Untuk pertama kalinya dalam sejarah, Paus Fransiskus akan meletakkan karangan bunga di makam Theodor Herzl, pendiri Zionisme modern. Pada tahun 1904, Herzl bertemu dengan Paus Pius X dan meminta dukungannya, dan Pius mengatakan kepadanya bahwa Gereja tidak akan pernah menerima kendali Yahudi atas bagian mana pun di Tanah Suci. Tapi Fransiskus bukanlah Paus dari kakek buyut Anda. Vatikan saat ini memiliki hubungan baik dengan Israel, dan tidak ada masalah dengan pendirinya – sebuah fakta yang disesalkan oleh aktivis Palestina seperti salah satu pendiri BDS, Omar Barghouti, yang menyebut kunjungan Herzl sebagai “tindakan keterlibatan yang memuakkan dan ofensif.”
Tidak jauh dari makam Herzl terdapat Yad Vashem, tugu peringatan dan museum Holocaust, yang merupakan tempat uji coba bagi para paus yang berkunjung. Pada tahun 2000, Yohanes Paulus II mendapat tepuk tangan atas kunjungannya. Sembilan tahun kemudian, Benediktus XVI, seorang veteran tentara Jerman pada Perang Dunia II, merasa kedinginan dan terjatuh. Paus Fransiskus, yang sudah mendapat banyak cinta dari warga Israel, tidak akan melakukan kesalahan seperti yang dilakukan pendahulunya, namun kemungkinan besar ia akan menimbulkan ketidaksenangan di kalangan intelektual Palestina, yang cenderung memandang Holocaust sebagai semacam aksi humas Yahudi.

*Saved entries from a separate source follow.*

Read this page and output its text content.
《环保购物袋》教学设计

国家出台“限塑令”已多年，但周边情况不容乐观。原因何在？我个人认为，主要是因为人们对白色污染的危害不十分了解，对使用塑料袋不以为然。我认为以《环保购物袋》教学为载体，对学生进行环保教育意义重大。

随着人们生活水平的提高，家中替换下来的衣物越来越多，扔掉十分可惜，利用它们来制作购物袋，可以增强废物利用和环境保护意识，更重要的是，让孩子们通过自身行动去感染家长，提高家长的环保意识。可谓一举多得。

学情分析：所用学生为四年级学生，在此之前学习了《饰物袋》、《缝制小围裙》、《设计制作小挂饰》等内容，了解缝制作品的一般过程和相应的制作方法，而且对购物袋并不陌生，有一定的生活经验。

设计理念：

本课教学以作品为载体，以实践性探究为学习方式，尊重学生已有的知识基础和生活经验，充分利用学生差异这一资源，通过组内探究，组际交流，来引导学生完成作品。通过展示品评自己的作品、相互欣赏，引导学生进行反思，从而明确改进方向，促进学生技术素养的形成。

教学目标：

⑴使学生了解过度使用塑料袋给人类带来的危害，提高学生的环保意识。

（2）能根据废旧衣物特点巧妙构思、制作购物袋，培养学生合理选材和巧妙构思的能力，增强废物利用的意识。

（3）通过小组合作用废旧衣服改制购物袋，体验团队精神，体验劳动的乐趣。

Sebenarnya, tidak peduli apa yang dikatakan dan dilakukan Paus selama kunjungannya, para propagandis dari kedua belah pihak akan mencoba memutarbalikkan setiap kata dan isyarat. Namun, jika beruntung, Paus Fransiskus akan meninggalkan Tanah Suci saat ia datang, bukan sebagai Paus Israel atau Palestina, melainkan seorang peziarah Kristen yang memiliki ketulusan dan niat baik yang tak terbantahkan.